Male smoking falling at last

For the first time, the World Health Organization (WHO) reports that the number of men who smoke is falling. The findings demonstrate how government-led action can protect communities from tobacco, save lives and prevent people suffering tobacco-related harm, it says (https://www.who.int/publications-detail/who-global-report-on-trends-in-prevalence-of-tobacco-use-2000-2025-third-edition)

During the past two decades, overall global tobacco use has fallen, from 1.397 billion in 2000 to 1.337 billion in 2018, or by approximately 60 million people, according to the WHO. This has been largely driven by reductions in the number of women smoking (346 million in 2000 down to 244 million in 2018, or a fall over around 100 million). 

Over the same period, male tobacco use had risen by around 40 million, from 1.050 billion in 2000 to 1.093 billion in 2018 (or 82% of the world’s current 1.337 billion tobacco users).

The good news is that the report shows that the number of male tobacco users has stopped growing and is projected to decline by more 5 million by 2025.

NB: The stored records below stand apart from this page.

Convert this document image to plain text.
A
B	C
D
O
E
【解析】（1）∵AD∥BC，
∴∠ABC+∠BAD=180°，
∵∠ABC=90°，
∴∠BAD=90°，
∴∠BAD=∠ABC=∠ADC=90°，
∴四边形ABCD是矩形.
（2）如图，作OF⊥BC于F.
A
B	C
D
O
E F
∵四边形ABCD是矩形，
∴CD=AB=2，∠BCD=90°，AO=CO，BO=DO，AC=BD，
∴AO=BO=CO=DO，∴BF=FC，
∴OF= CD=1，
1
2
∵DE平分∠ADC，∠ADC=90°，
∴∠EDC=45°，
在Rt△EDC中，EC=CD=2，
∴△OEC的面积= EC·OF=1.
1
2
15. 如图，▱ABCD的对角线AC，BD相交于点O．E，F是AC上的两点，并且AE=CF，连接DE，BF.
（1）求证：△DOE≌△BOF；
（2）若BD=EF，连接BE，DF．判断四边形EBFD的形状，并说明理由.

‘Declines in tobacco use in men marks a turning point in the fight against tobacco,’ says Dr Tedros Adhanom Ghebreyesus, WHO Director-General. ‘For many years now we had witnessed a steady rise in the number of males using deadly tobacco products. But now, for the first time, we are seeing a decline in male use, driven by governments being tougher on the tobacco industry. WHO will continue working closely with countries to maintain this downward trend.’